又要逼?七月感到为难,她刚刚在与顾离陌打斗时已经用过内力,倘若再为楚潇凌逼毒,她一定会发病。这里没有赤炎石,没有寒冰床。可……她不能不救他。
楚潇凌见她神色焦虑还以为她是在为自己担忧便宽慰道:“没什么大事!”
七月看他脸色苍白毫无血色,气息紊乱,此刻又动弹不得,想了想还是先救人要紧。
于是便二话不说,扶他坐起。楚潇凌拉住她手:“无妨!”
七月:“王爷,我今日救你,还请王爷答应我一件事。”让她回天山。
楚潇凌有气无力地点点头:“好!”
说完楚潇凌便闭上双眼,七月也静心为他逼毒,毒性不大很快就被逼出,七月强撑着看向楚潇凌说:“王爷,我们走吧!”
楚潇凌动了动身体,才说:“好!”
刚把腿放下地,昭璃就闯进来。在白素送她回去时,她听白素讲了事情的原委便执意来到岐山跟七月一起上山救人。她衣服上溅了血,想来外面是一场厮杀。

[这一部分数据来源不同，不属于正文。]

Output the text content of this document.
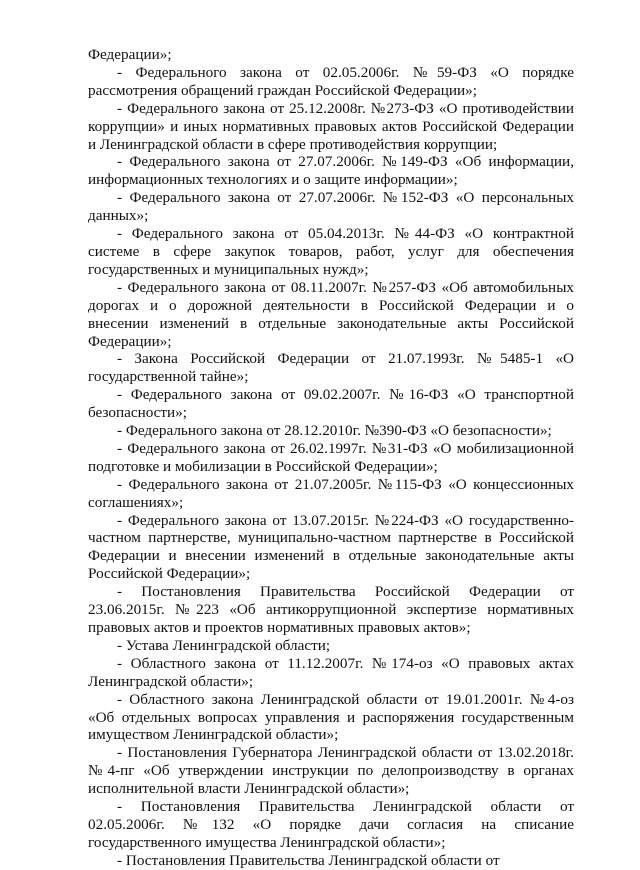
Федерации»;

- Федерального закона от 02.05.2006г. №59-ФЗ «О порядке рассмотрения обращений граждан Российской Федерации»;

- Федерального закона от 25.12.2008г. №273-ФЗ «О противодействии коррупции» и иных нормативных правовых актов Российской Федерации и Ленинградской области в сфере противодействия коррупции;

- Федерального закона от 27.07.2006г. №149-ФЗ «Об информации, информационных технологиях и о защите информации»;

- Федерального закона от 27.07.2006г. №152-ФЗ «О персональных данных»;

- Федерального закона от 05.04.2013г. №44-ФЗ «О контрактной системе в сфере закупок товаров, работ, услуг для обеспечения государственных и муниципальных нужд»;

- Федерального закона от 08.11.2007г. №257-ФЗ «Об автомобильных дорогах и о дорожной деятельности в Российской Федерации и о внесении изменений в отдельные законодательные акты Российской Федерации»;

- Закона Российской Федерации от 21.07.1993г. №5485-1 «О государственной тайне»;

- Федерального закона от 09.02.2007г. №16-ФЗ «О транспортной безопасности»;

- Федерального закона от 28.12.2010г. №390-ФЗ «О безопасности»;

- Федерального закона от 26.02.1997г. №31-ФЗ «О мобилизационной подготовке и мобилизации в Российской Федерации»;

- Федерального закона от 21.07.2005г. №115-ФЗ «О концессионных соглашениях»;

- Федерального закона от 13.07.2015г. №224-ФЗ «О государственно-частном партнерстве, муниципально-частном партнерстве в Российской Федерации и внесении изменений в отдельные законодательные акты Российской Федерации»;

- Постановления Правительства Российской Федерации от 23.06.2015г. №223 «Об антикоррупционной экспертизе нормативных правовых актов и проектов нормативных правовых актов»;

- Устава Ленинградской области;

- Областного закона от 11.12.2007г. №174-оз «О правовых актах Ленинградской области»;

- Областного закона Ленинградской области от 19.01.2001г. №4-оз «Об отдельных вопросах управления и распоряжения государственным имуществом Ленинградской области»;

- Постановления Губернатора Ленинградской области от 13.02.2018г. №4-пг «Об утверждении инструкции по делопроизводству в органах исполнительной власти Ленинградской области»;

- Постановления Правительства Ленинградской области от 02.05.2006г. №132 «О порядке дачи согласия на списание государственного имущества Ленинградской области»;

- Постановления Правительства Ленинградской области от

见七月是真实面目,便无所顾忌地边边喊:“七月,你没事吧?”
楚潇凌惊讶地看向跑来的人,她不就是在皇兄画里的人——昭璃
七月被她扶住笑了笑:“没事!没事!”
昭璃:“外面,已经解决得差不多了,秋意不放心你,让我前来看看。你……七月!”
她话还没完,七月就吐了一口血昏倒过去,楚潇凌连忙起身抱住七月。
“昭璃姑娘,”楚潇凌勉强支撑着说,“赶紧下山,我想知道七月她到底怎么回事?”
“好好好!”昭璃答应过后才反应过,问,“你怎么知道我的名字。”
楚潇凌:“来不及解释!先下山。”
几位大夫和军医替七月把过脉后接连摇摇头:“王爷,草民无能为力。”
楚潇凌让楚念打发他们离开,转眼看向秋意:“你如实告诉我,七月到底怎么回事。”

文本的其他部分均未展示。